Online Gambling Opponent Sheldon Adelson Dies At 87

In most cultures, death is not something to be celebrated as such, and dancing on graves is always an activity that’s better left out of the public square.

So to be clear, that is not what we’re doing here.

However, today’s news that Sheldon Adelson, the 87-year-old billionaire casino magnate, has passed away represents the turning of a very important page in the world of online casino gambling for players of all ages.

Adelson, well-known throughout his life as a political megadonor, was the founder and chairman of the Las Vegas Sands Corporation, one of the largest global casino concerns.

He also owned the Las Vegas Review-Journal.

But while his governmental interests were many, in recent years, Adelson’s biggest public-facing initiatives had to do with combating the rise in prominence of online casinos.

Adelson, with significant interests in retail brick-and-mortar gambling venues, was an outspoken opponent of the move to legalize online gambling – or iGaming – in the United States, pouring tens of millions of dollars into various lobbies each year to keep gambling more or less restricted to the physical space.

Specifically, to his physical space.

In Adelson’s mind, online casinos represented an existential threat to the business model he spent a lifetime cultivating.

With Adelson’s influence now gone (at least directly), there’s a good chance that more states will be able to embrace the ideology of online gambling.

There’s also a chance – albeit a substantially smaller one – that these states might also be emboldened to reduce the legal age to play online casino games from 21 to 18, particularly given that alcohol service and adult-oriented accommodations are non-existent in the online space.

Now, this is not to say that such changes will happen overnight.

Remember, only five states – DE, MI, NJ, PA, and WV – have active online casinos, and all of them require patrons to be at least 21 or older to sign up and play.

While a handful of other states are considering the domestic legalization of iGaming, such legislation is still likely several years out in most cases.

That said, Adelson’s outsize presence is no longer a factor, and with his personal connection to lobbying now a thing of the past, more state representatives could be freed up to expedite various online gambling initiatives.

Nevertheless, it is worth pointing out that even before Adelson’s passing, many states were already accelerating their reviews of the potentiality for online gambling as a sort of industrial safety net.

You only have to look at the massive brick-and-mortar casino closures nationwide during the height of the 2020 coronavirus outbreak to see why.

But the idea that the industry might soon return to normal has tempered advancement on this front in most cases. And, of course, Adelson played a large part in stymying such efforts from the outset.

Today, more than any time in a long while, the proliferation of domestic online casinos – as well as gambling venues legally opening access to players aged 18-20 – seems like much less of a pie-in-the-sky proposition.

Of course, whether or not any of that turns out to be the case very much remains to be seen.

In the meantime, regardless of whether or not your state picks up the pace and deals its residents in sooner rather than later, you can still safely and legally bet real money at the best 18 and up online casinos, sportsbooks, and poker rooms on the Internet.

These venues have all been around for years, and most of them accept residents from all US states (excepting New Jersey).

And though these are typically the only options available for 18-year-olds to legally gamble online, they’re actually the best options for players of any age to bet and win real money over the Internet.

These sites use the same RNG (random number generation) technology employed by the best retail casino venues in the top global gambling districts, and they each boast hundreds of online slots, online blackjack games, online roulette titles, online poker tournaments, and more.

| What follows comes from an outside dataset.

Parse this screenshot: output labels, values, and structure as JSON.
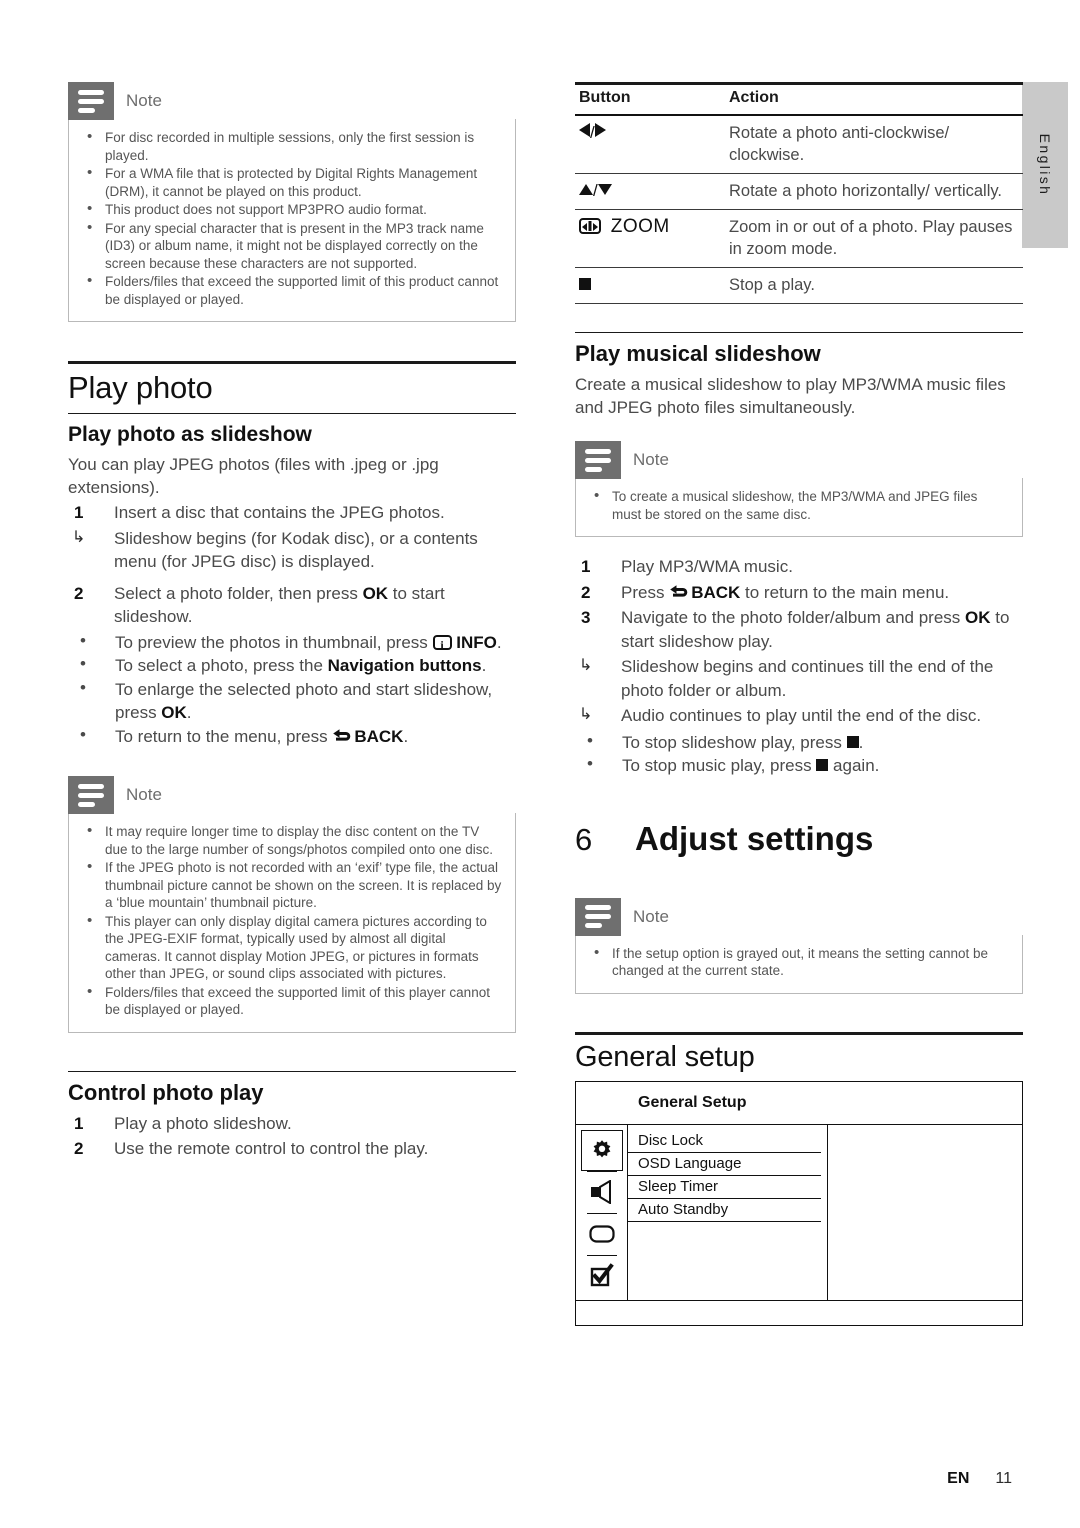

Many sites even feature international 18-plus sportsbooks and racebooks so you can put money on all the major athletic events of the day, and you only need one account to access everything.

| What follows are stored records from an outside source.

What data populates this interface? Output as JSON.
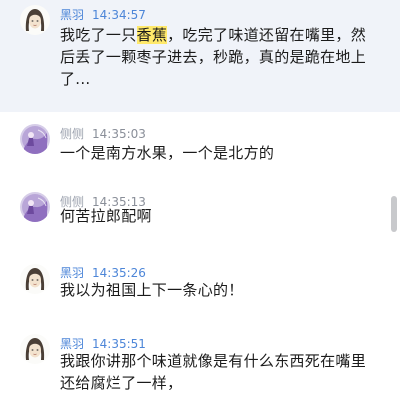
{
  "colors": {
    "self_name": "#4d86d8",
    "other_name": "#9aa0ad",
    "active_row": "#f0f3f9",
    "highlight": "#ffe96b",
    "message_text": "#1b1b1b"
  },
  "messages": [
    {
      "sender": "黑羽",
      "time": "14:34:57",
      "avatar": "woman-avatar",
      "text_before": "我吃了一只",
      "highlight": "香蕉",
      "text_after": "，吃完了味道还留在嘴里，然后丢了一颗枣子进去，秒跪，真的是跪在地上了..."
    },
    {
      "sender": "侧侧",
      "time": "14:35:03",
      "avatar": "purple-figure-avatar",
      "text": "一个是南方水果，一个是北方的"
    },
    {
      "sender": "侧侧",
      "time": "14:35:13",
      "avatar": "purple-figure-avatar",
      "text": "何苦拉郎配啊"
    },
    {
      "sender": "黑羽",
      "time": "14:35:26",
      "avatar": "woman-avatar",
      "text": "我以为祖国上下一条心的！"
    },
    {
      "sender": "黑羽",
      "time": "14:35:51",
      "avatar": "woman-avatar",
      "text": "我跟你讲那个味道就像是有什么东西死在嘴里还给腐烂了一样，"
    }
  ]
}
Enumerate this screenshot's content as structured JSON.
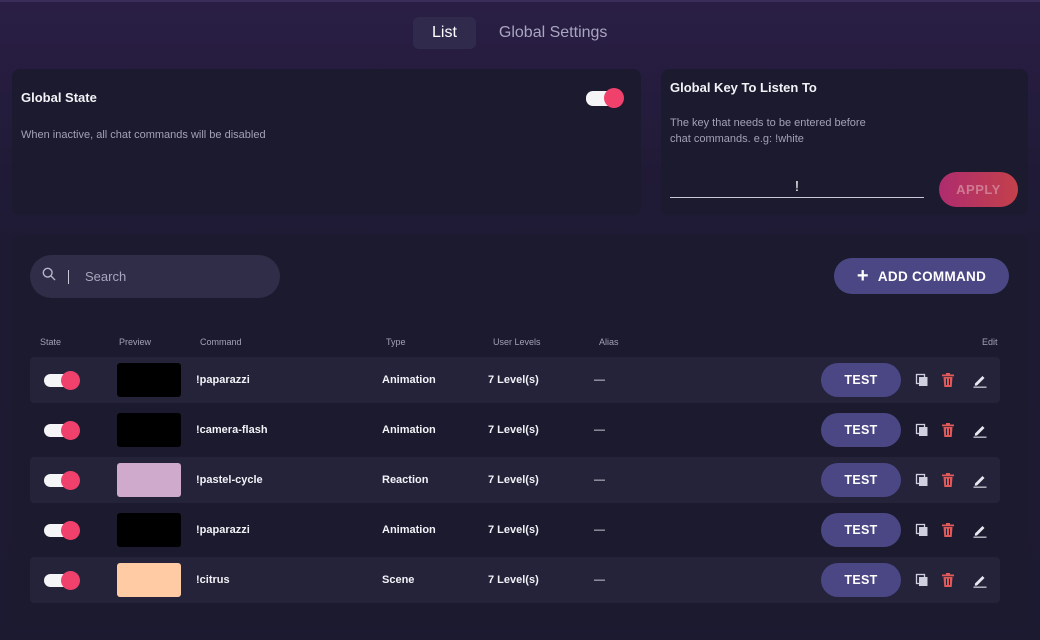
{
  "tabs": [
    {
      "label": "List",
      "active": true
    },
    {
      "label": "Global Settings",
      "active": false
    }
  ],
  "global_state": {
    "title": "Global State",
    "description": "When inactive, all chat commands will be disabled",
    "enabled": true
  },
  "global_key": {
    "title": "Global Key To Listen To",
    "description_line1": "The key that needs to be entered before",
    "description_line2": "chat commands. e.g: !white",
    "value": "!",
    "apply_label": "APPLY"
  },
  "toolbar": {
    "search_placeholder": "Search",
    "add_label": "ADD COMMAND"
  },
  "table": {
    "headers": {
      "state": "State",
      "preview": "Preview",
      "command": "Command",
      "type": "Type",
      "user_levels": "User Levels",
      "alias": "Alias",
      "edit": "Edit"
    },
    "test_label": "TEST",
    "rows": [
      {
        "enabled": true,
        "preview_color": "#000000",
        "command": "!paparazzi",
        "type": "Animation",
        "user_levels": "7 Level(s)",
        "alias": "—"
      },
      {
        "enabled": true,
        "preview_color": "#000000",
        "command": "!camera-flash",
        "type": "Animation",
        "user_levels": "7 Level(s)",
        "alias": "—"
      },
      {
        "enabled": true,
        "preview_color": "#cfaacd",
        "command": "!pastel-cycle",
        "type": "Reaction",
        "user_levels": "7 Level(s)",
        "alias": "—"
      },
      {
        "enabled": true,
        "preview_color": "#000000",
        "command": "!paparazzi",
        "type": "Animation",
        "user_levels": "7 Level(s)",
        "alias": "—"
      },
      {
        "enabled": true,
        "preview_color": "#ffcba4",
        "command": "!citrus",
        "type": "Scene",
        "user_levels": "7 Level(s)",
        "alias": "—"
      }
    ]
  },
  "colors": {
    "accent": "#f0416c",
    "button": "#4b4784",
    "delete_icon": "#e05a5a"
  },
  "icons": {
    "copy": "copy-icon",
    "delete": "trash-icon",
    "edit": "pencil-icon",
    "search": "search-icon",
    "add": "plus-icon"
  }
}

At the end of the day, even as states slowly advance towards an iGaming future, there’s no guarantee that such domestic sites would allow those under 21 years old to participate.

And there’s still no concrete timeline for when most players should expect domestic options to launch (if they don’t have them already).

But more than that, there’s also one cold, hard truth for those looking forward to local online gambling options:

They might never be as good as the sites that are already legally available internationally.

These operations have been in business for generations, they have far more gambling options as a matter of course, they offer much more valuable casino bonuses and betting promos than US-based venues ever will, and they also accept – and actually encourage the use of – Bitcoin and other cryptocurrencies.

You don’t have to worry about device-specific apps or updates, either. These brands’ offerings are literally plug-and-play.

We’re not sure domestic casinos will ever be able to truly compete.

We certainly hope they can, because more choice is always a good thing, but we have our doubts.

Plus, we can all already play online, besides.